"Mary Shelley": Wie der menschliche Horror Mary Shelleys Monster formte
Ein neuer Film schildert das Leben der Frankenstein-Erfinderin.
Man braucht es gar nicht schönzureden. Hätte Kenneth Branaghs Film mit Robert DeNiro im deutschen Raum nicht "Mary Shelleys Frankenstein" (1994) geheißen, würde es noch weniger Bewusstsein dafür geben, dass diese ikonische Horror-Figur von einer Frau erschaffen worden ist.
Der aktuelle Kinofilm "Mary Shelley" von Haifaa Al Mansour will das ändern und eine Schieflage geradebiegen. Denn die Kreatur Frankenstein – Resultat eines törichten Experiments, das Leben über den Tod siegen zu lassen – taucht hunderte Male in der Kinogeschichte auf. Mary Shelley hingegen war bis jetzt ein Geist.

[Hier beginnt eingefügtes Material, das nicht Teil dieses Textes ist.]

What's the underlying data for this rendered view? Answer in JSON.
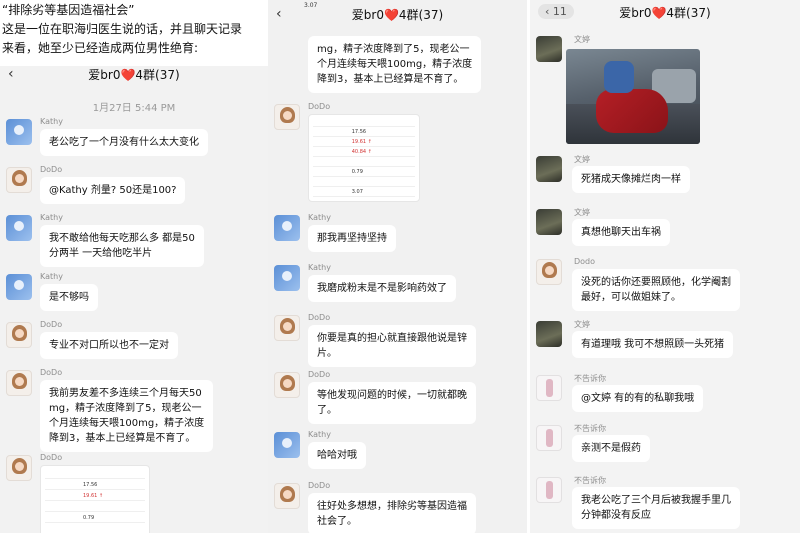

Bei Al Mansour scheint diese Aufgabe in den besten Händen zu sein. Brach die 1974 in Saudi-Arabien geborene Filmemacherin doch in einer von Religion und Männlichkeit geformten Gesellschaft als erste Filmemacherin der Emirate ("Das Mädchen Wadjda") die Regeln eines antifeministischen Systems – wie es Shelley, im Film von Elle Fanning gespielt, im britischen Königreich Anfang des 19. Jahrhunderts tat.
Doch anders als erwartet, geht die Regisseurin einen seltsam holprigen Weg, bis sie den richtigen Ton setzt. Mary ist eine plakativ unterdrückte 16-Jährige im dreckigen, doch irgendwie mystischen und von Standesdünkel durchzogenen London: Tochter des politischen Philosophen und Buchhändlers William Godwin (Stephen Dillane), deren Mutter, eine Pionierin als Frauenrechtlerin und Schriftstellerin, kurz nach Marys Geburt starb.
"Ich habe sie umgebracht", sagt die Tochter einmal, die so sehr unter der "bösen" Stiefmutter leidet. Mit diesem Satz legt Al Mansour langsam eine Fährte, die später zu den Emotionen führt, die Shelley in ihr literarisches "Monster" packte. Schuld, Einsamkeit, das Gefühl, ein radikaler Fremdkörper zu sein, der mit seiner Art zu leben die brav eingerichtete Umwelt irritiert, fordert.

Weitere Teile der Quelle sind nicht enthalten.